We will start by setting up the classifier using the labels we created eariler

In [70]:
# Create the classifier
classifier = NaiveBayesClassifier.train((positive_label_words + neutral_label_words + negative_label_words)) 

We now have everything we need to try out our classifier. To help keep things organized a function will be created to predict the sentiment of the input text. In this function you can alter it to do additional cleaning to the text or manipulate it however you wish. In this example we are simply going to split it by word and set it to lower case.

In [73]:
# Create a function to predict the sentiment of the input text
def simple_predict(input_text):
    
    # Set all the values to 0 to start for each category
    postive =0 
    negative = 0 
    neutral = 0
    
    # Split the input text into words and set it to lower case
    formatted_input = input_text.lower().split(' ')

    # Classify each word
    for word in formatted_input:
        classResult = classifier.classify(sentiment_label(word))

        # Depending on the results increase the corresponding category
        if classResult == 'positive':
            postive = postive + 1
        elif classResult == 'neutral':
            neutral = neutral + 1
        elif classResult == 'negative':
            negative = negative + 1
        
    # Print out the results
    print('Positive: ' + str(float(postive)/len(formatted_input)))
    print('Neutral: ' + str(float(neutral)/len(formatted_input)))
    print('Negative: ' + str(float(negative)/len(formatted_input)))

Now that we have that compeleted we can try it out

In [74]:
# Testing out the predicting function
simple_predict("Awesome movie, I liked it")

Positive: 0.2
Neutral: 0.8
Negative: 0.0


As you can see this is not too accurate and the sentence is more postive than neutral. Therefore this inaccurate results can be attributed to the fact that our model or classifier is not trained well (limited vocabulary size, lack of cleaning, etc). 

In addition we can improve our results via cleaning.

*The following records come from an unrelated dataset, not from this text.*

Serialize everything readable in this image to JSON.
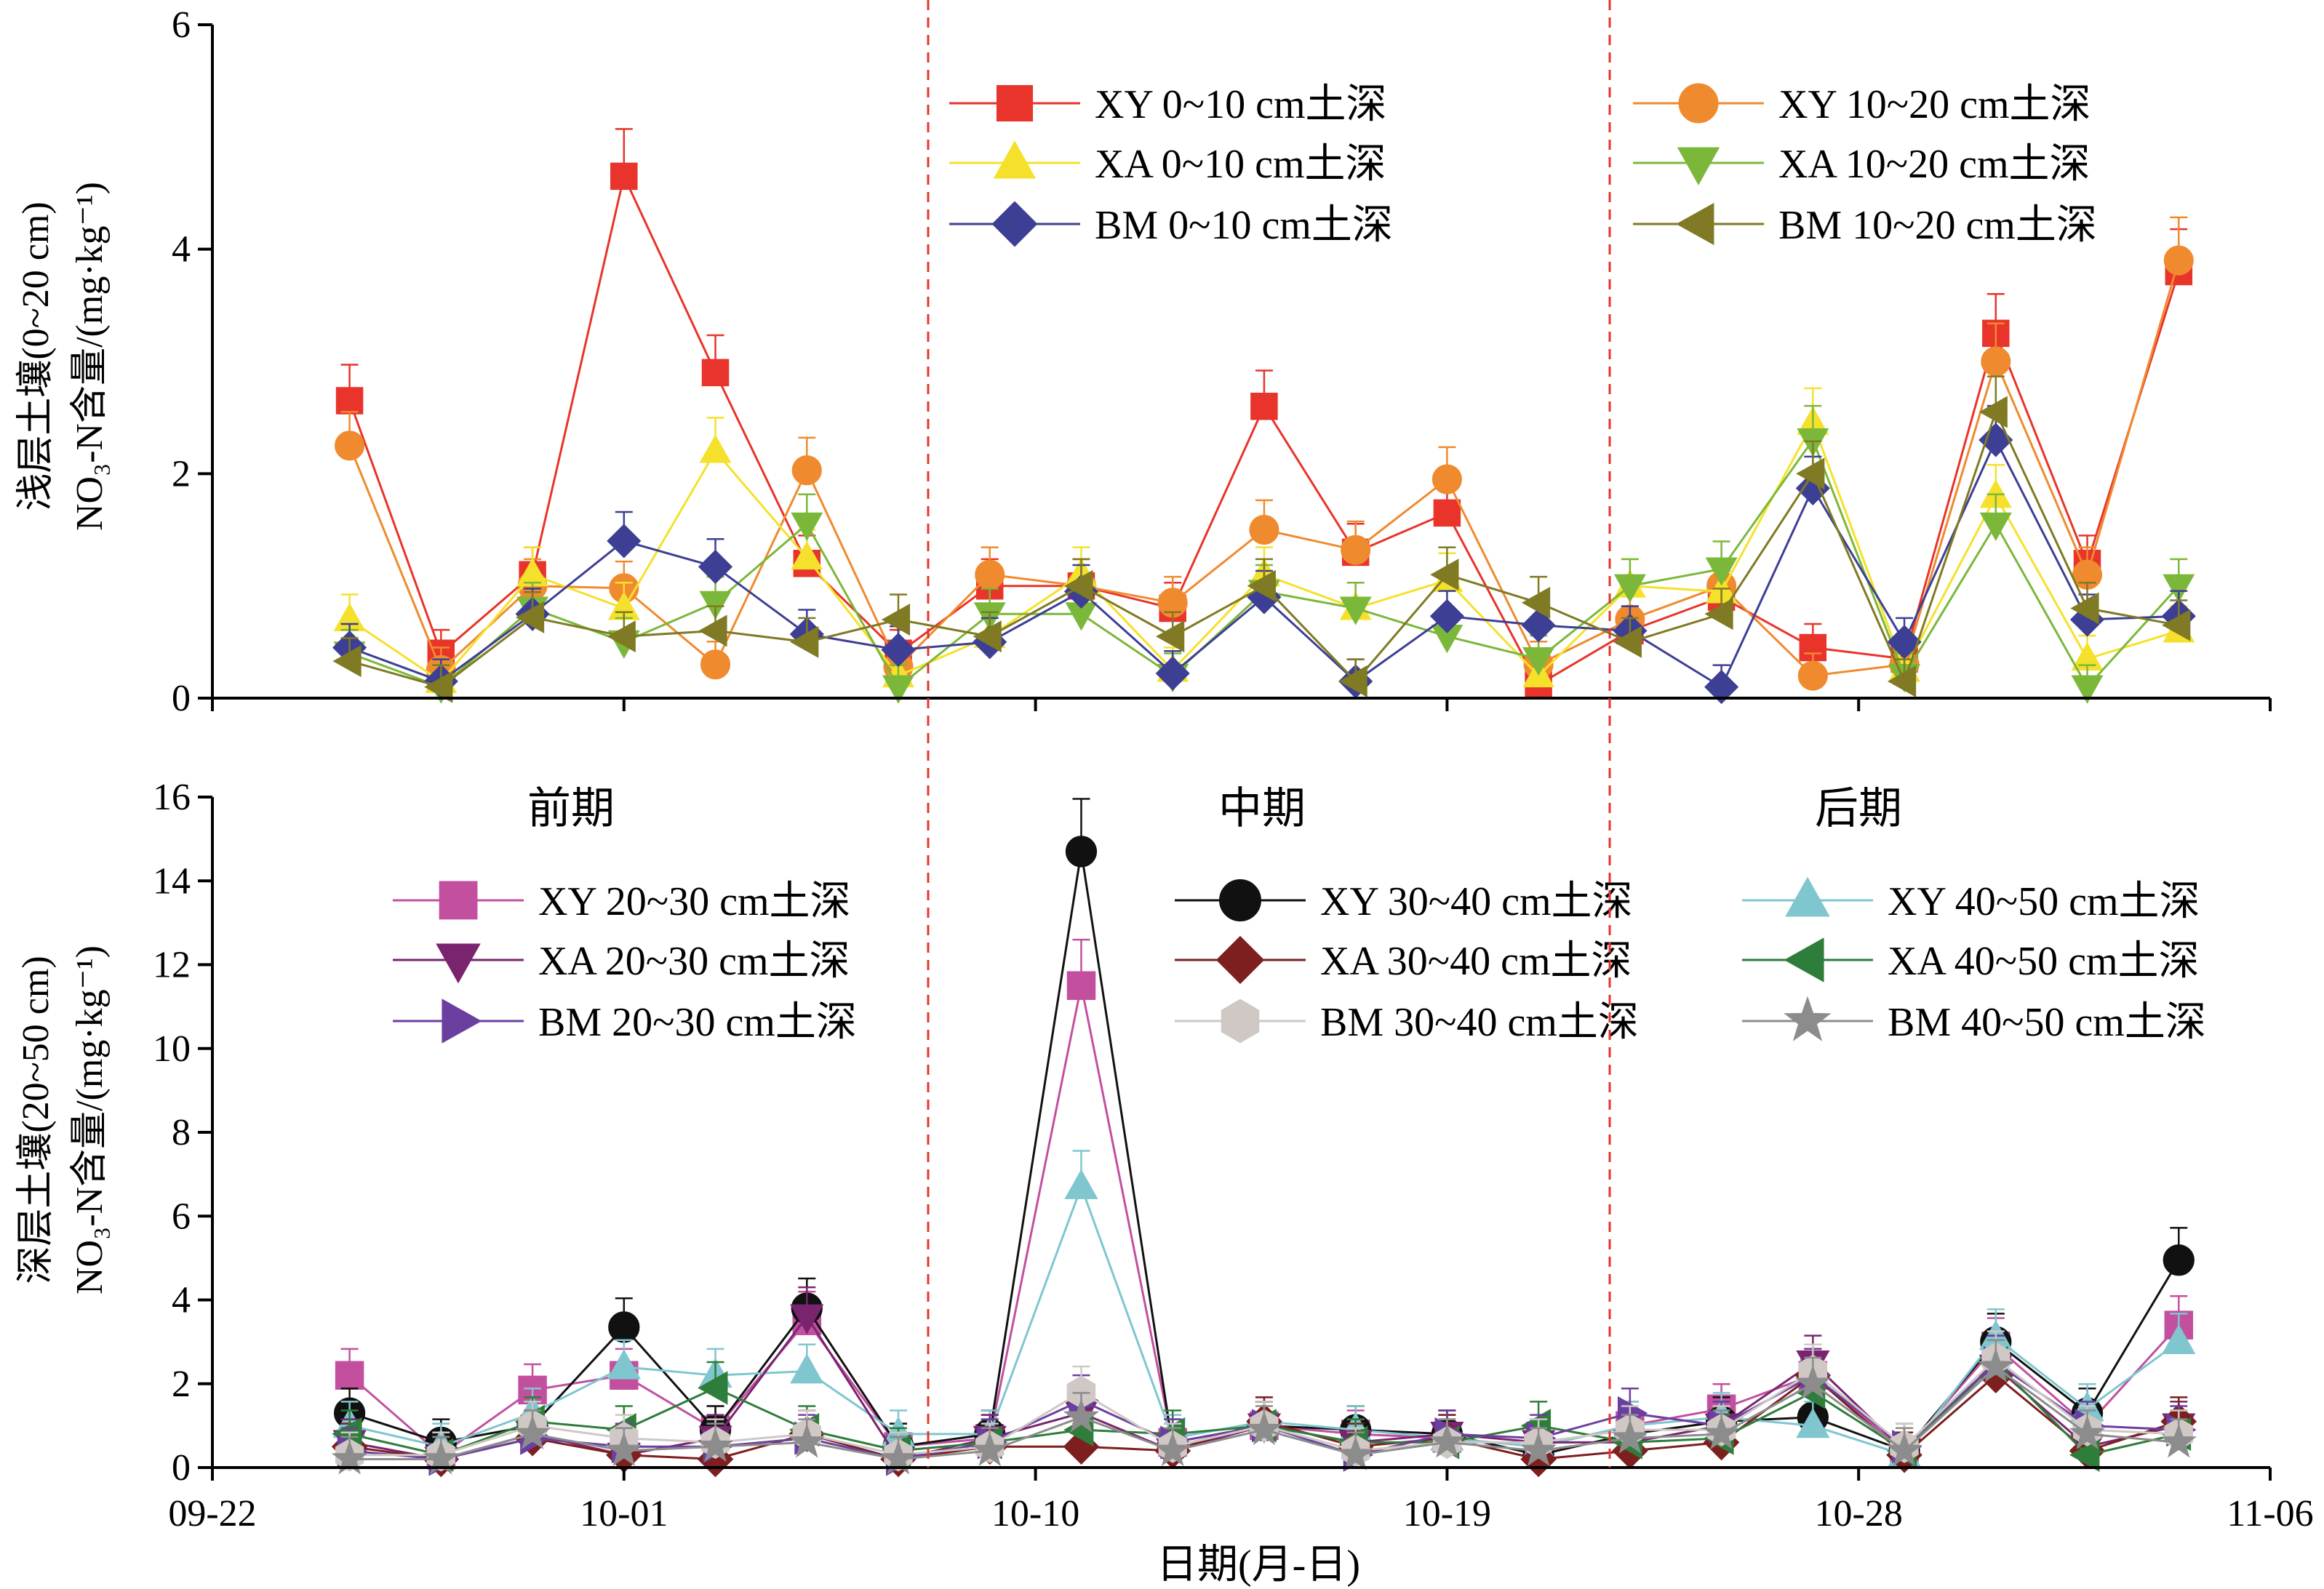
{
  "chart_data": [
    {
      "type": "line",
      "ylabel_line1": "浅层土壤(0~20 cm)",
      "ylabel_line2": "NO₃-N含量/(mg·kg⁻¹)",
      "ylim": [
        0,
        6
      ],
      "yticks": [
        "0",
        "2",
        "4",
        "6"
      ],
      "x": [
        "09-25",
        "09-27",
        "09-29",
        "10-01",
        "10-03",
        "10-05",
        "10-07",
        "10-09",
        "10-11",
        "10-13",
        "10-15",
        "10-17",
        "10-19",
        "10-21",
        "10-23",
        "10-25",
        "10-27",
        "10-29",
        "10-31",
        "11-02",
        "11-04"
      ],
      "series": [
        {
          "name": "XY 0~10 cm土深",
          "color": "#e8342a",
          "marker": "square",
          "values": [
            2.65,
            0.4,
            1.1,
            4.65,
            2.9,
            1.2,
            0.4,
            1.0,
            1.0,
            0.8,
            2.6,
            1.3,
            1.65,
            0.12,
            0.6,
            0.9,
            0.45,
            0.35,
            3.25,
            1.2,
            3.8
          ]
        },
        {
          "name": "XY 10~20 cm土深",
          "color": "#f08a2e",
          "marker": "circle",
          "values": [
            2.25,
            0.25,
            1.0,
            0.98,
            0.3,
            2.03,
            0.28,
            1.1,
            1.0,
            0.85,
            1.5,
            1.32,
            1.95,
            0.3,
            0.7,
            1.0,
            0.2,
            0.3,
            3.0,
            1.1,
            3.9
          ]
        },
        {
          "name": "XA 0~10 cm土深",
          "color": "#f5e12b",
          "marker": "triangle-up",
          "values": [
            0.7,
            0.15,
            1.1,
            0.8,
            2.2,
            1.25,
            0.2,
            0.55,
            1.1,
            0.25,
            1.1,
            0.8,
            1.05,
            0.2,
            1.0,
            0.95,
            2.45,
            0.25,
            1.8,
            0.35,
            0.6
          ]
        },
        {
          "name": "XA 10~20 cm土深",
          "color": "#7bb83a",
          "marker": "triangle-down",
          "values": [
            0.4,
            0.1,
            0.8,
            0.5,
            0.85,
            1.55,
            0.1,
            0.75,
            0.75,
            0.2,
            0.95,
            0.8,
            0.55,
            0.35,
            1.0,
            1.15,
            2.3,
            0.2,
            1.55,
            0.1,
            1.0
          ]
        },
        {
          "name": "BM 0~10 cm土深",
          "color": "#3d3f94",
          "marker": "diamond",
          "values": [
            0.45,
            0.15,
            0.75,
            1.4,
            1.17,
            0.57,
            0.43,
            0.5,
            0.95,
            0.22,
            0.9,
            0.15,
            0.73,
            0.65,
            0.6,
            0.1,
            1.87,
            0.5,
            2.3,
            0.7,
            0.73
          ]
        },
        {
          "name": "BM 10~20 cm土深",
          "color": "#7f7a23",
          "marker": "triangle-left",
          "values": [
            0.33,
            0.1,
            0.72,
            0.55,
            0.6,
            0.5,
            0.7,
            0.55,
            1.0,
            0.55,
            1.0,
            0.15,
            1.1,
            0.85,
            0.5,
            0.75,
            2.0,
            0.15,
            2.55,
            0.8,
            0.65
          ]
        }
      ]
    },
    {
      "type": "line",
      "ylabel_line1": "深层土壤(20~50 cm)",
      "ylabel_line2": "NO₃-N含量/(mg·kg⁻¹)",
      "xlabel": "日期(月-日)",
      "ylim": [
        0,
        16
      ],
      "yticks": [
        "0",
        "2",
        "4",
        "6",
        "8",
        "10",
        "12",
        "14",
        "16"
      ],
      "xticks": [
        "09-22",
        "10-01",
        "10-10",
        "10-19",
        "10-28",
        "11-06"
      ],
      "x": [
        "09-25",
        "09-27",
        "09-29",
        "10-01",
        "10-03",
        "10-05",
        "10-07",
        "10-09",
        "10-11",
        "10-13",
        "10-15",
        "10-17",
        "10-19",
        "10-21",
        "10-23",
        "10-25",
        "10-27",
        "10-29",
        "10-31",
        "11-02",
        "11-04"
      ],
      "periods": [
        "前期",
        "中期",
        "后期"
      ],
      "series": [
        {
          "name": "XY 20~30 cm土深",
          "color": "#c2509f",
          "marker": "square",
          "values": [
            2.2,
            0.3,
            1.85,
            2.2,
            0.9,
            3.5,
            0.5,
            0.7,
            11.5,
            0.6,
            1.0,
            0.8,
            0.7,
            0.5,
            1.0,
            1.4,
            2.2,
            0.4,
            2.9,
            1.0,
            3.4
          ]
        },
        {
          "name": "XY 30~40 cm土深",
          "color": "#111111",
          "marker": "circle",
          "values": [
            1.3,
            0.6,
            1.0,
            3.35,
            0.9,
            3.8,
            0.5,
            0.8,
            14.7,
            0.5,
            1.0,
            0.9,
            0.8,
            0.3,
            0.8,
            1.1,
            1.2,
            0.4,
            3.0,
            1.3,
            4.95
          ]
        },
        {
          "name": "XY 40~50 cm土深",
          "color": "#7fc6cf",
          "marker": "triangle-up",
          "values": [
            1.0,
            0.5,
            1.3,
            2.4,
            2.2,
            2.3,
            0.8,
            0.8,
            6.7,
            0.7,
            1.1,
            0.9,
            0.7,
            0.5,
            1.0,
            1.2,
            1.0,
            0.3,
            3.1,
            1.4,
            3.0
          ]
        },
        {
          "name": "XA 20~30 cm土深",
          "color": "#7a2470",
          "marker": "triangle-down",
          "values": [
            0.6,
            0.2,
            0.8,
            0.3,
            0.7,
            3.6,
            0.2,
            0.7,
            1.3,
            0.4,
            1.0,
            0.6,
            0.8,
            0.6,
            0.6,
            1.0,
            2.5,
            0.4,
            2.4,
            0.5,
            1.0
          ]
        },
        {
          "name": "XA 30~40 cm土深",
          "color": "#7d1f1f",
          "marker": "diamond",
          "values": [
            0.5,
            0.2,
            0.7,
            0.3,
            0.2,
            0.8,
            0.2,
            0.5,
            0.5,
            0.4,
            1.1,
            0.5,
            0.7,
            0.2,
            0.4,
            0.6,
            2.2,
            0.3,
            2.2,
            0.4,
            1.1
          ]
        },
        {
          "name": "XA 40~50 cm土深",
          "color": "#2e7d3a",
          "marker": "triangle-left",
          "values": [
            0.8,
            0.3,
            1.1,
            0.9,
            1.9,
            0.9,
            0.4,
            0.6,
            0.9,
            0.8,
            1.0,
            0.6,
            0.6,
            1.0,
            0.6,
            0.7,
            1.8,
            0.4,
            2.5,
            0.3,
            0.8
          ]
        },
        {
          "name": "BM 20~30 cm土深",
          "color": "#6b3fa0",
          "marker": "triangle-right",
          "values": [
            0.4,
            0.2,
            0.7,
            0.5,
            0.5,
            0.7,
            0.2,
            0.6,
            1.6,
            0.6,
            1.0,
            0.3,
            0.8,
            0.7,
            1.3,
            1.0,
            2.2,
            0.5,
            2.5,
            1.0,
            0.9
          ]
        },
        {
          "name": "BM 30~40 cm土深",
          "color": "#cfc8c4",
          "marker": "hexagon",
          "values": [
            0.3,
            0.3,
            1.0,
            0.7,
            0.6,
            0.8,
            0.3,
            0.5,
            1.8,
            0.5,
            1.0,
            0.4,
            0.6,
            0.6,
            0.9,
            0.9,
            2.3,
            0.5,
            2.6,
            0.9,
            0.8
          ]
        },
        {
          "name": "BM 40~50 cm土深",
          "color": "#8c8c8c",
          "marker": "star",
          "values": [
            0.2,
            0.2,
            0.8,
            0.4,
            0.5,
            0.6,
            0.2,
            0.4,
            1.2,
            0.4,
            0.9,
            0.3,
            0.6,
            0.4,
            0.7,
            0.8,
            2.0,
            0.4,
            2.4,
            0.8,
            0.6
          ]
        }
      ]
    }
  ]
}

For example the word "like" and "liked" are the same word. Therefore you can apply stemming (or any other cleaning method) to help standardize the input text.

For additional information see:
* https://pythonspot.com/python-sentiment-analysis/ 

## NLTK Vader 

Another method to conduct sentiment anaylsis is to use NLTK Vader. This is library in NLTK that can be used to calculate how positive, negative, and neutral a text is. Compared to the previous example, Vader does not require you to define what is "positive, negative, and neutral". Depending on your goal and purpose, this may or may not be relavent. 

To begin we will import Vader from NLTK.

In [1]:
# Import Vader
from nltk.sentiment.vader import SentimentIntensityAnalyzer

To better showcase the differences between this method and the previous we will be using the exact same sentences for analysis. However before we can do that we need to declare the analyzer.

In [3]:
# Declare Analyzer
sid = SentimentIntensityAnalyzer()

Now that we have the analyzer declared we can analysis our sentence. First we are going to calculate the score and then print it out (the print statement is formatted so it is easier to read)

In [5]:
# Calculate sentiment score
sentiment_Score = sid.polarity_scores("Awesome movie, I liked it")

# Print out the score
for score in sorted(sentiment_Score):
    print('{0}: {1} '.format(score, sentiment_Score[score]), end='')

compound: 0.7845 neg: 0.0 neu: 0.225 pos: 0.775 

As you can see, compared the the previous example Vader believes that this sentence is more postive than neutral. For those that want more control over what constitutes a "postive" word (etc) or would like additional categories outside the 3 presented, Vader may not be the method you want. 

For additional information on Vader see it documentation at:
* http://www.nltk.org/howto/sentiment.html 
* https://www.nltk.org/_modules/nltk/sentiment/vader.html

## Conclusion

In this notebook we touched on two different methods to conduct sentiment analysis. Although this notebook does not show all the ways to conduct sentiment analysis, it does showcases some common ones. Depending on your needs, each method can be expanded and altered to fit you needs. For example, additional cleaning and larger vocabulary of words could lead to more accurate results.